Asian currencies to rise in looming slowdown: StanChart

By Chris Oliver, MarketWatch 

HONG KONG (MarketWatch) -- Asian currencies could be about to break their long-standing link to the global industrial cycle and transform into good safe havens if the world economy heads for a new major slowdown, according to some analysts. 

Though they have historically tracked movements in the U.S. ISM Manufacturing Index, analysts at Standard Chartered said Thursday that the region's currencies may decouple from this pattern in coming quarters, thanks to China's new currency policy.


 Detail of a 1,000 New Taiwan Dollar note
 The [People's Bank of China] wants to show the market that  the new yuan exchange rate is genuinely flexible and more market-driven than the previous framework," Standard Chartered analysts said Thursday in a note co-authored by Shanghai-based head of research for Greater China, Stephen Green.

 The strengthening yuan, they added, is "medium-term bullish"  for Asian currencies by supporting widening interest-rate spreads with the U.S. dollar that attract capital inflows to the region.

As long as China manages to sidestep a serious economic slump, the region should ride out the coming storm with relative ease.
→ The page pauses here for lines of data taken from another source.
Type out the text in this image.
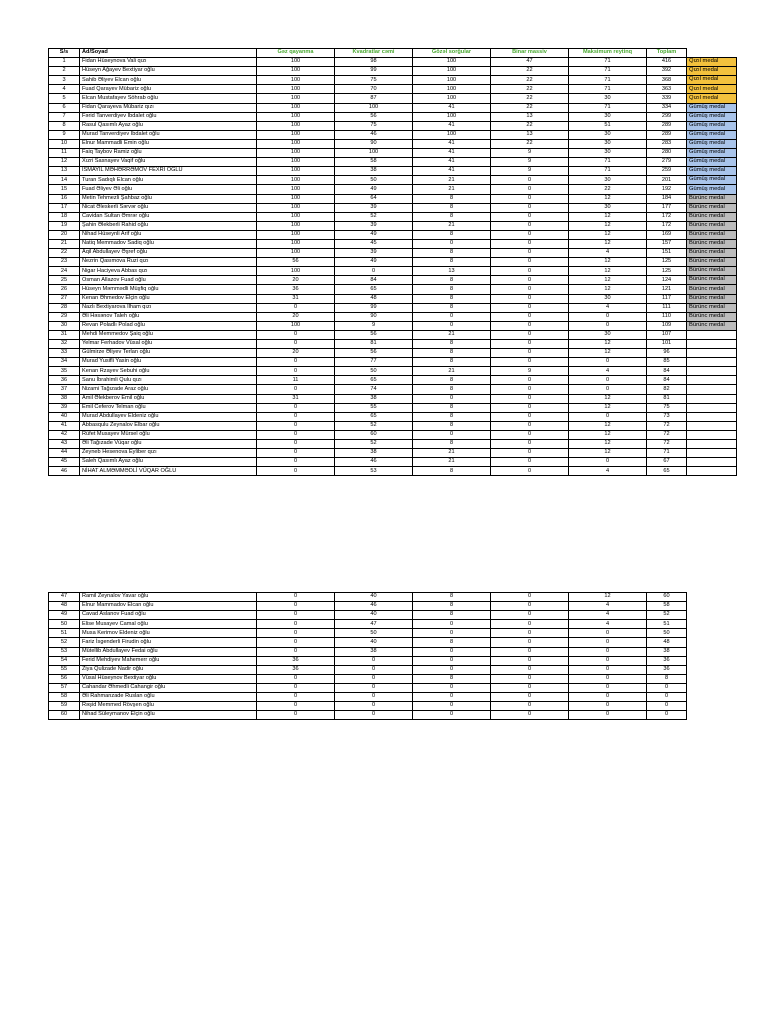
S/s	Ad/Soyad	Gəz qayanma	Kvadratlar cəmi	Gözəl sorğular	Binar massiv	Maksimum reytinq	Toplam	
1	Fidan Hüseynova Vali qızı	100	98	100	47	71	416	Qızıl medal
2	Hüseyn Ağayev Bextiyar oğlu	100	99	100	22	71	392	Qızıl medal
3	Sahib Əliyev Elcan oğlu	100	75	100	22	71	368	Qızıl medal
4	Fuad Qarayev Mübariz oğlu	100	70	100	22	71	363	Qızıl medal
5	Elcan Mustafayev Söhrab oğlu	100	87	100	22	30	339	Qızıl medal
6	Fidan Qarayeva Mübariz qızı	100	100	41	22	71	334	Gümüş medal
7	Fərid Tanverdiyev İbdalet oğlu	100	56	100	13	30	299	Gümüş medal
8	Rasul Qasımlı Ayaz oğlu	100	75	41	22	51	289	Gümüş medal
9	Murad Tanverdiyev İbdalet oğlu	100	46	100	13	30	289	Gümüş medal
10	Elnur Mammadli Emin oğlu	100	90	41	22	30	283	Gümüş medal
11	Faiq Taybov Ramiz oğlu	100	100	41	9	30	280	Gümüş medal
12	Xızri Sasnayev Vaqif oğlu	100	58	41	9	71	279	Gümüş medal
13	İSMAYIL MƏHƏRRƏMOV FEXRİ OĞLU	100	38	41	9	71	259	Gümüş medal
14	Turan Sadıqlı Elcan oğlu	100	50	21	0	30	201	Gümüş medal
15	Fuad Əliyev Əli oğlu	100	49	21	0	22	192	Gümüş medal
16	Metin Tehmezli Şahbaz oğlu	100	64	8	0	12	184	Bürünc medal
17	Nicat Əleskerli Sərvər oğlu	100	39	8	0	30	177	Bürünc medal
18	Cavidan Sultan Əmrər oğlu	100	52	8	0	12	172	Bürünc medal
19	Şahin Əlekberli Rahid oğlu	100	39	21	0	12	172	Bürünc medal
20	Nihad Hüseynli Arif oğlu	100	49	8	0	12	169	Bürünc medal
21	Natiq Memmadov Sadiq oğlu	100	45	0	0	12	157	Bürünc medal
22	Aqil Abdullayev Əşref oğlu	100	39	8	0	4	151	Bürünc medal
23	Nezrin Qasımova Ruzi qızı	56	49	8	0	12	125	Bürünc medal
24	Nigar Haciyeva Abbas qızı	100	0	13	0	12	125	Bürünc medal
25	Osman Allazov Fuad oğlu	20	84	8	0	12	124	Bürünc medal
26	Hüseyn Məmmədli Müşfiq oğlu	36	65	8	0	12	121	Bürünc medal
27	Kenan Əhmedov Elçin oğlu	31	48	8	0	30	117	Bürünc medal
28	Nazlı Bextiyarova İlham qızı	0	99	8	0	4	111	Bürünc medal
29	Əli Həsənov Taleh oğlu	20	90	0	0	0	110	Bürünc medal
30	Revan Poladlı Polad oğlu	100	9	0	0	0	109	Bürünc medal
31	Mehdi Memmedov Şaiq oğlu	0	56	21	0	30	107	
32	Yelmar Ferhadov Vüsal oğlu	0	81	8	0	12	101	
33	Gülmirze Əliyev Terlan oğlu	20	56	8	0	12	96	
34	Murad Yusifli Yasin oğlu	0	77	8	0	0	85	
35	Kenan Rzayev Sebuhi oğlu	0	50	21	9	4	84	
36	Sanu İbrahimli Qulu qızı	11	65	8	0	0	84	
37	Nizami Tağızade Araz oğlu	0	74	8	0	0	82	
38	Amil Əlekberov Emil oğlu	31	38	0	0	12	81	
39	Emil Ceferov Telman oğlu	0	55	8	0	12	75	
40	Murad Abdullayev Eldeniz oğlu	0	65	8	0	0	73	
41	Abbasqulu Zeynalov Elbar oğlu	0	52	8	0	12	72	
42	Rüfet Musayev Mürsel oğlu	0	60	0	0	12	72	
43	Əli Tağızade Vüqar oğlu	0	52	8	0	12	72	
44	Zeyneb Hesenova Eyliber qızı	0	38	21	0	12	71	
45	Saleh Qasımlı Ayaz oğlu	0	46	21	0	0	67	
46	NİHAT ALMƏMMƏDLİ VÜQAR OĞLU	0	53	8	0	4	65	
47	Ramil Zeynalov Yavar oğlu	0	40	8	0	12	60
48	Elnur Mammadov Elcan oğlu	0	46	8	0	4	58
49	Cavad Aslanov Fuad oğlu	0	40	8	0	4	52
50	Elise Musayev Camal oğlu	0	47	0	0	4	51
51	Musa Kerimov Eldeniz oğlu	0	50	0	0	0	50
52	Fariz İsgenderli Firudin oğlu	0	40	8	0	0	48
53	Mütellib Abdullayev Fedai oğlu	0	38	0	0	0	38
54	Ferid Mehdiyev Mahemerr oğlu	36	0	0	0	0	36
55	Ziya Qulizade Nadir oğlu	36	0	0	0	0	36
56	Vüsal Hüseynov Bextiyar oğlu	0	0	8	0	0	8
57	Cahandar Əhmedli Cahangir oğlu	0	0	0	0	0	0
58	Əli Rahmanzade Ruslan oğlu	0	0	0	0	0	0
59	Rəşid Memmed Rövşen oğlu	0	0	0	0	0	0
60	Nihad Süleymanov Elçin oğlu	0	0	0	0	0	0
China's economy will grow about 8% in 2011, easing from around 10% this year, according to the Standard Chartered forecasts.

"Global purchasing manager's indexes have peaked and will head lower in the second half," said Standard Chartered.

South Korea's won and Taiwan's dollar will be among those to lead Asian currencies higher against the U.S. dollar, starting from the fourth quarter, they said. The Malaysian ringgit, Indonesian rupiah and Singapore dollar were also seen as currencies that would benefit the most from a rising yuan.

The bank forecast that all major currencies in the region, apart from the Vietnamese dong, will be higher against the U.S. dollar by the fourth quarter of 2011, although the survey also excluded the Japanese yen, the New Zealand and Australian dollars and a few other units.



Chris Oliver is MarketWatch's Hong Kong bureau chief.